Tra cittadini, politica e sanità: quanto “reggerà” la Fase 2?

Non sono passati che quattro giorni dall’inizio della Fase 2, e già per molti l’incubo coronavirus sembra un ricordo lontano. Ieri, al calar del sole, i Navigli di Milano si riempivano di giovani non più intenzionati a rinunciare a quell’“ape”, l’agognato e caratteristico aperitivo di meneghina voga. Anche nel resto d’Italia, e in particolare nelle grandi città, si inizia già a vedere chi, in maniera incurante e forse anche con un pizzico di spacconeria, vaga per le strade senza protezioni per sé o gli altri.

Se non fosse che, alla normalità, siamo ben lungi dal tornare. La Fase 2 non è un “liberi tutti”, bensì un momento in cui è stato ritenuto necessario ammortizzare il peso sociale ed economico dell’emergenza pandemica sulla popolazione. Ma il virus è ancora in circolazione, con una media di millequattrocento nuovi contagi rilevati ogni giorno, e agire in maniera irresponsabile non fa che contribuire a diffondere il nemico invisibile anche in quelle aree in cui il pericolo sembra ormai trascurabile.

Se simili comportamenti continueranno, è plausibile che assisteremo – oltre che a un aumento dei casi giornalieri, già forse preventivato – a una serie di nuove chiusure e alla definizione di zone rosse aggiuntive in tutto il Paese. Il sindaco di Milano, Giuseppe Sala, ha già minacciato la chiusura della zona Navigli qualora l’assembramento dovesse proseguire: sarebbe, ovviamente, un’ipotesi dannosa per i commercianti della pittoresca area, costretti a pagare tutti il prezzo di qualche giovane scapestrato. Ma sarebbe difficile pensare di poter fare diversamente.
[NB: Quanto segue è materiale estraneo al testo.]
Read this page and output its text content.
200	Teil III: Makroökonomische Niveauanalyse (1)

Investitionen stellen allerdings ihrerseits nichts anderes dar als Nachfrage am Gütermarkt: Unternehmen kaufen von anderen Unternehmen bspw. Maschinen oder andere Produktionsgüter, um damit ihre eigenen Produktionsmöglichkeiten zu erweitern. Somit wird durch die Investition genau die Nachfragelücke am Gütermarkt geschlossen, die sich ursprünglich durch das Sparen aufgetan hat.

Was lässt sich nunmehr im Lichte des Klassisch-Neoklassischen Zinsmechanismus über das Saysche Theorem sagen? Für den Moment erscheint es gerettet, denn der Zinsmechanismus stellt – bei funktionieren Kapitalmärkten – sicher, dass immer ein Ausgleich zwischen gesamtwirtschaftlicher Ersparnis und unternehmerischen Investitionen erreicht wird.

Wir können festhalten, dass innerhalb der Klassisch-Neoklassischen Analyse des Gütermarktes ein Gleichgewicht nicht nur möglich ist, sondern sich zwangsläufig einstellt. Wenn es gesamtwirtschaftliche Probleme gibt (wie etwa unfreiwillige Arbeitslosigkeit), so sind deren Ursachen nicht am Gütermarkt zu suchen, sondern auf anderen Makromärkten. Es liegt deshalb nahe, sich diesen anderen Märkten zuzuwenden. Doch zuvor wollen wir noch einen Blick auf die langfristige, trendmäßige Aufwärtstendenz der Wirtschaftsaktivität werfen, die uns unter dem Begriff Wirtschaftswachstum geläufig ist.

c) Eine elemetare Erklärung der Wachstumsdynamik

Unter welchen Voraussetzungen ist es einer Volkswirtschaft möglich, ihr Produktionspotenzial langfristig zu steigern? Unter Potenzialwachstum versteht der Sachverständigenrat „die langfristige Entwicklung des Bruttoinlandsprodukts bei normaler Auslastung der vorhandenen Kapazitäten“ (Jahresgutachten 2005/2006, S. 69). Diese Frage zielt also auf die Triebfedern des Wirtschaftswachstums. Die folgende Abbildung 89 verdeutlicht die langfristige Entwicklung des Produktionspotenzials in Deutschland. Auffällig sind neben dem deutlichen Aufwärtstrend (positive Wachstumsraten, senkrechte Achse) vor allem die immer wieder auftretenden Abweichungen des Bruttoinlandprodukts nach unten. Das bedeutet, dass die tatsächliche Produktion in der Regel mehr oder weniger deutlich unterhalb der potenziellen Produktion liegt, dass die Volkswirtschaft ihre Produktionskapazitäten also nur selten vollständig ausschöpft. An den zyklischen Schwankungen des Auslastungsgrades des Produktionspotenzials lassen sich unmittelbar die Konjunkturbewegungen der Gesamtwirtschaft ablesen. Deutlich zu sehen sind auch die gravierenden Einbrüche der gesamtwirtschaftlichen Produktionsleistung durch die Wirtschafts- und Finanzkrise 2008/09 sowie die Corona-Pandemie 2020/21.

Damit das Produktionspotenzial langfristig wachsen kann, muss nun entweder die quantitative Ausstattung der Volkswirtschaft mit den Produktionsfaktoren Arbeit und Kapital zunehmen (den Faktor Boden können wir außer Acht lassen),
Un concetto, questo, che si spera possa entrare nella testa dell’opinione pubblica al più presto: a esagerare adesso, ci si rimette tutti. E non solo in termini di contagio, il cui rischio aumenta esponenzialmente anche in questa fase di calo generale: il virus non è meno pericoloso con l’arrivo dell’estate e la sua capacità di contagio rimane invariata.

È plausibile, insomma, che già dalla prossima settimana si possa assistere a una nuova serie di chiusure – a colpi di ordinanze locali o atti governativi – che andranno in tal caso ad accompagnarsi alla già preventivata reazione statale verso i governatori regionali “insubordinati” che già ritengono di poter riaprire tutto subito. Va da sé che una simile prerogativa fuoriesca dal seppur largo quadro della legislazione regionale, e che esiste sempre la possibilità, per lo Stato, di impugnare gli atti controtendenza di regioni quali la Calabria e il Trentino-Alto Adige.

Nel mentre, l’opinione tecnico-scientifica resta cauta: l’Istituto Superiore di Sanità, in conferenza stampa, ha oggi ammesso l’utilità delle mascherine “fatte in casa” – volendoci vedere altro, vale a dire che l’utilizzo delle mascherine in generale non sia un deterrente così efficace nei confronti del virus. Ciò che funziona, sopra ogni altra cosa, è il distanziamento sociale. Il quale, si ricorda, rimane parte fondamentale di questa Fase 2.